It must be lonely out there in space. If you are the moon, you’ve been up there for millions of years, ever since you got chunked off the Earth. Now, it looks as though the man in the moon has got himself a little buddy.

NASA has just identified a particular space rock that’s apparently been orbiting our big blue marble for the last century. They’ve also figured out that the asteroid, measuring between 120 feet to 300 feet in diameter, will keep doing it for several hundred more while we both share a similar orbit around the sund.

So, the plain old rock that was formerly known as “asteroid 2016 HO3,” is now officially considered a mini-moon. I expect there to be a meme about this in the near future.

The whole situation is best explained by Paul Chodas, manager of NASA’s Center for Near-Earth Object (NEO) Studies at the Jet Propulsion Laboratory.
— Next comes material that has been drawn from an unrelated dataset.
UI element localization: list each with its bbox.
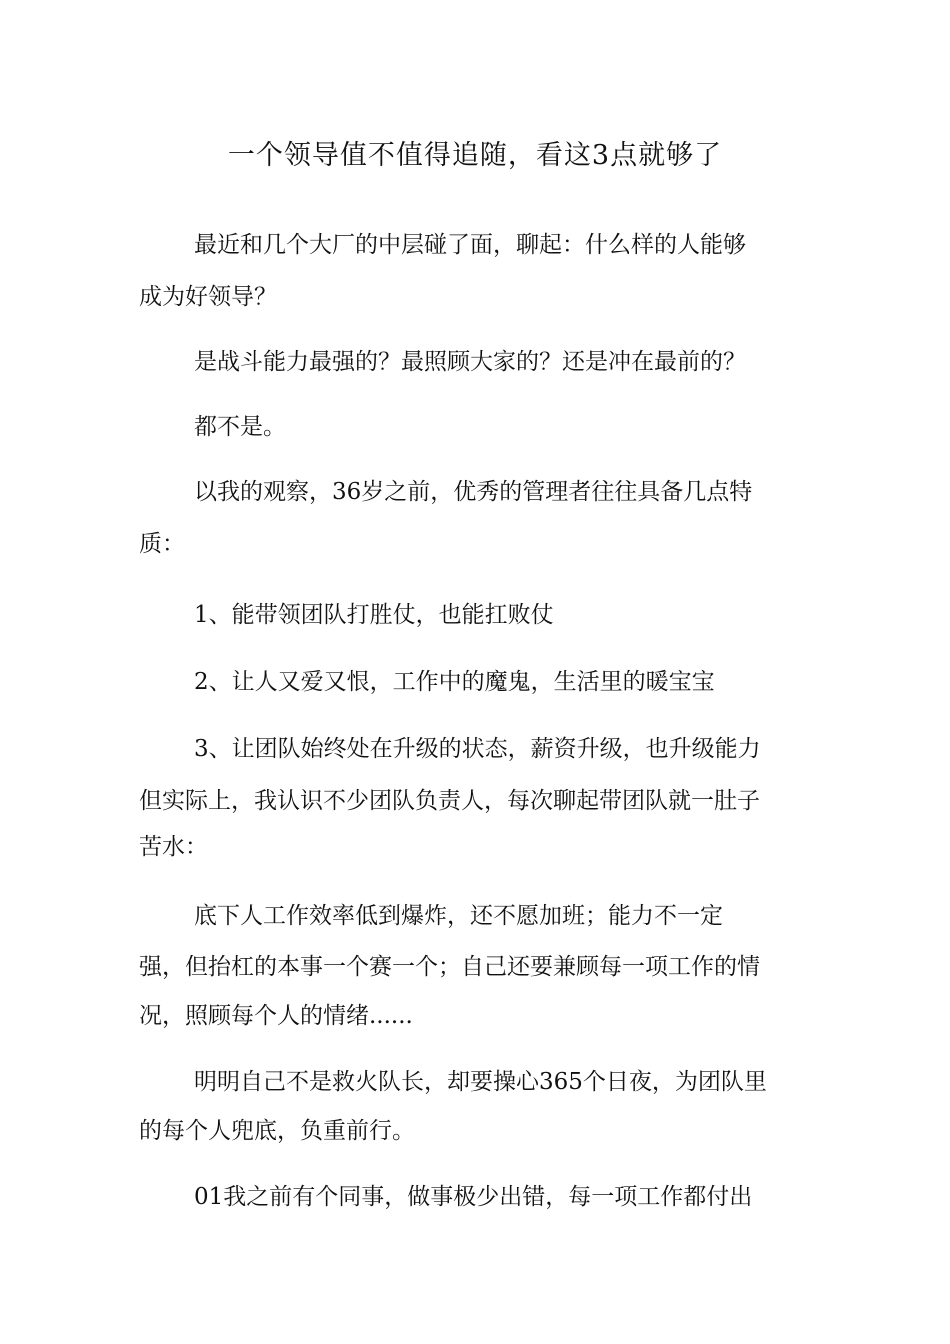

He says it’s not so much a moon as it is a “quasi-satellite” of Earth rather than a true satellite.

“The asteroid‘s loops around Earth drift a little ahead or behind from year to year, but when they drift too far forward or backward, Earth’s gravity is just strong enough to reverse the drift and hold onto the asteroid so that it never wanders farther away than about 100 times the distance of the moon. The same effect also prevents the asteroid from approaching much closer than about 38 times the distance of the moon. In effect, this small asteroid is caught in a little dance with Earth.”